Mangroves, urban forest cover, pockets of green spaces and of course beaches. Mumbai is a city that can boast it all.
However, this green cover is under constant threat. Nowadays, the sight of people chopping down trees to construct a concrete monstrosity is quite common, the threat to our mangroves has stepped over the danger limit, and reckless human behaviour is an axe dangling over the acres of green canopy.
So, this should not come as a surprise that against the Ministry of Environment, Forest, and Climate Change recommended 33 per cent, the green patch in the city is at an abysmal 13 per cent currently.
Despite the pall of such gloomy statistics, some green crusaders are always at work and coming up with innovative ways to protect what matters. Green Yatra, a city-based NGO is on a mission to plant 10 crore trees by 2025 across India, with their target for 2019 being 10 lakh trees.
For space-strapped Mumbai, the NGO is planning to use the Miyawaki technique to make it greener.
The Central Rail-side Warehouse Company (CRWC) premises at Jogeshwari East will soon see, as Green Yatra claims, Mumbai’s first Miyawaki urban dense forest.
What is the Miyawaki method?
Japanese botanist and plant ecology expert, D. Akira Miyawaki invented this unique method of plantation.
In Miyawaki method multi-layered saplings are planted close to each other. This blocks sunlight from reaching the ground and prevents weeds from growing, thus keeping the soil moist. The close cropping further ensures that the plants receive sunlight only from the top thus enabling them only to grow upwards than sideways.
“This is one of the reasons why the saplings grow tall in a short span,” says Green Yatra founder, Pradeep Tripathi.
Growing the saplings close also ensures space for more trees to be planted.
“CRWC has allocated us one-acre space at Ram Mandir. We could grow a maximum of 800 trees in this space if we follow the conventional methods. But the Miyawaki technique will enable us to plant 12,000 trees in the same space,” he adds.

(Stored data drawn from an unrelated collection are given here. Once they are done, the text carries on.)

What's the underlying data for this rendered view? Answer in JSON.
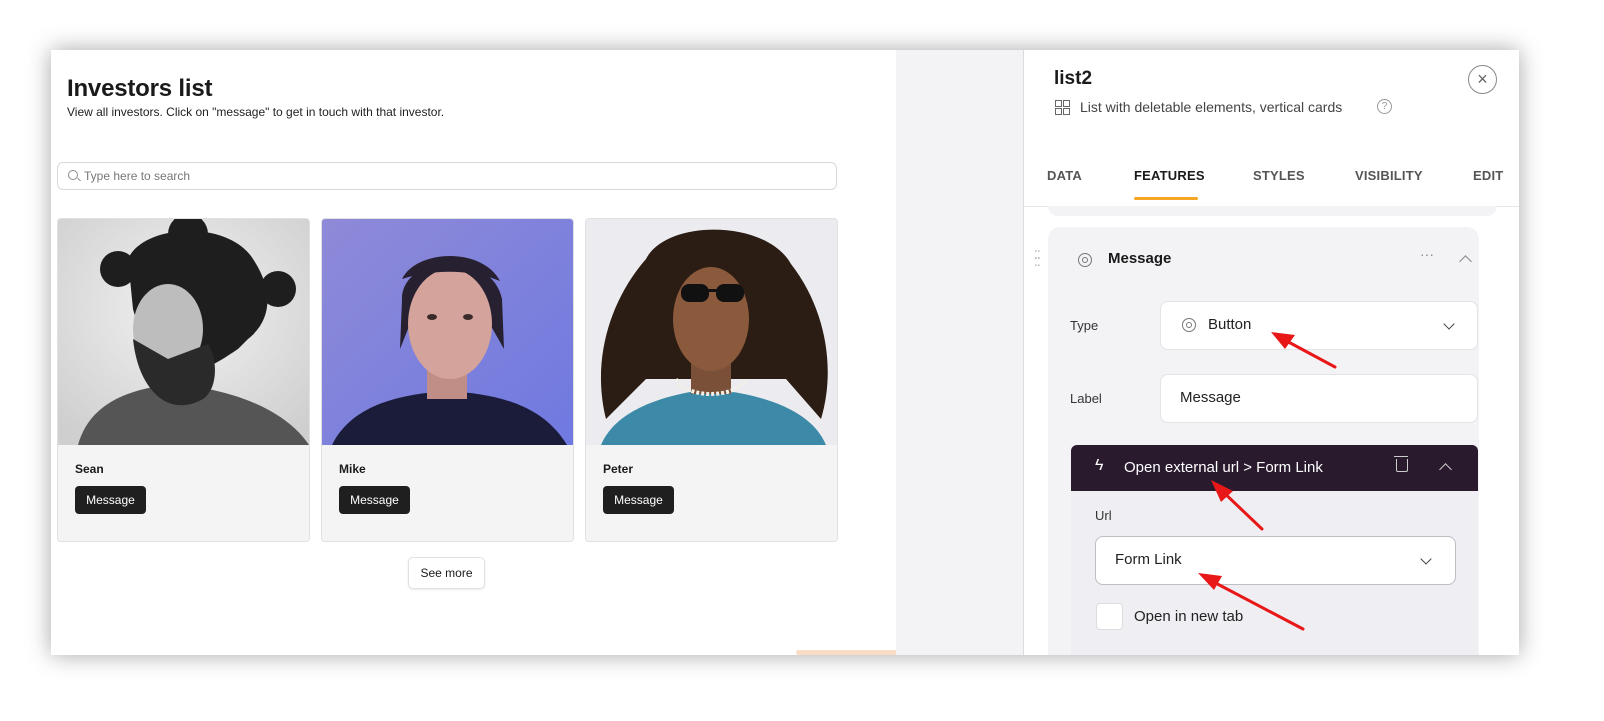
{
  "canvas": {
    "title": "Investors list",
    "subtitle": "View all investors. Click on \"message\" to get in touch with that investor.",
    "search_placeholder": "Type here to search",
    "cards": [
      {
        "name": "Sean",
        "button": "Message"
      },
      {
        "name": "Mike",
        "button": "Message"
      },
      {
        "name": "Peter",
        "button": "Message"
      }
    ],
    "see_more": "See more"
  },
  "panel": {
    "title": "list2",
    "subtitle": "List with deletable elements, vertical cards",
    "help": "?",
    "close": "×",
    "tabs": [
      "DATA",
      "FEATURES",
      "STYLES",
      "VISIBILITY",
      "EDIT"
    ],
    "active_tab": "FEATURES",
    "section": {
      "title": "Message",
      "dots": "···",
      "type_label": "Type",
      "type_value": "Button",
      "label_label": "Label",
      "label_value": "Message",
      "action": {
        "bolt": "ϟ",
        "title": "Open external url > Form Link",
        "url_label": "Url",
        "url_value": "Form Link",
        "checkbox_label": "Open in new tab",
        "checkbox_checked": false
      }
    }
  },
  "colors": {
    "accent": "#f5a623",
    "action_header": "#2a1a2e",
    "button_dark": "#1f1f1f",
    "annotation_arrow": "#e81818"
  },
  "icons": [
    "search-icon",
    "grid-icon",
    "help-icon",
    "close-icon",
    "drag-handle-icon",
    "button-type-icon",
    "more-icon",
    "chevron-up-icon",
    "chevron-down-icon",
    "bolt-icon",
    "trash-icon"
  ]
}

Of this target of 12,000 trees, the organisation planted 3,000 trees of 30 different native species since January 26. The native species include kanchan, karanj, neem, jamun and palash among others.
Method they followed
They dug a three-feet-deep trench, then tested the soil after that and used mulching to improve its fertility. Finally, they added a mixture of rice straw, vermicompost, biomass compost, coco peat, husk, hay, and microorganisms to improve the soil quality included.
“We created a plantation bed from these materials and planted two to five saplings per square metre. These saplings can grow up to a 20-feet tree in just two years,” says Pradeep.
The Miyawaki method also follows plantation in layers.
The first layer has shrubs which grow up to ten feet. The second layer includes trees that grow up to 25 feet. The third layer of trees grows up to 25-40 feet, and the final layer forms canopies that grow beyond 40 feet.
Benefits of the Miyawaki Method
The effectiveness of the Miyawaki method reflects in how this ‘potential natural vegetation’ concept, regardless of soil and climatic conditions, has helped create more than 3,000 forests over the world.
The method allows you to create a forest space within a short period of 20 to 30 years. In comparison, a conventional forest can take anywhere up to 200 to 300 years to develop.
Also, the forests grown using Miyawaki technique grow 10 times faster and 30 times denser. They boast of having 30 times better carbon dioxide absorption capacity, 30 times better noise, and dust reduction ability, and 30 times greener surface area, as compared to a monoculture plantation.
“We do not use chemicals and chemical fertilisers. This ensures that we grow a cent per cent native, organic and 100-year-old forest in just 10 years,” Pradeep adds.
Another benefit of the method is that a Miyawaki forest, after two years of plantation, becomes self-sufficient and does not rely on any external maintenance. These dense forests not only help retain groundwater, recharge groundwater tables and support local biodiversity but also increase green cover and curb air pollution.
“We aim is to create more such urban dense forests across Mumbai and Maharashtra,” shares Pradeep.
He mentions that without the help of their project-partner, the Bangalore-based NGO “Say Trees”, the mission would not be possible.
“Say Trees” has perpetuated afforestation in cities like Bangalore, Delhi, Satara, and Meerut in the past by pairing up with partner organisations and created 15 urban forests by planting 43,000 saplings.
The CSR wing of Karix Mobile Private Limited funded the project, and CRWC has extended their land and support.
In places like Mumbai, where the ratio of trees to humans continues to decrease every year, Miyawaki forests could be the answer.
“In this method, we can grow ultra-fast growing dense forests in small patches in the different places of the city like residential housing societies, gardens, Industrial areas, corporate and IT parks, MIDC areas and such other places. It requires a minimum of 1000 square feet patch of land to grow a small Miyawaki forest. We will be happy to assist and support government bodies, MIDC, corporates, companies, industries, NGOs and individuals to create such kinds of Miyawaki forests for a green, healthy and pollution free Mumbai and Maharashtra,” signs off Pradeep.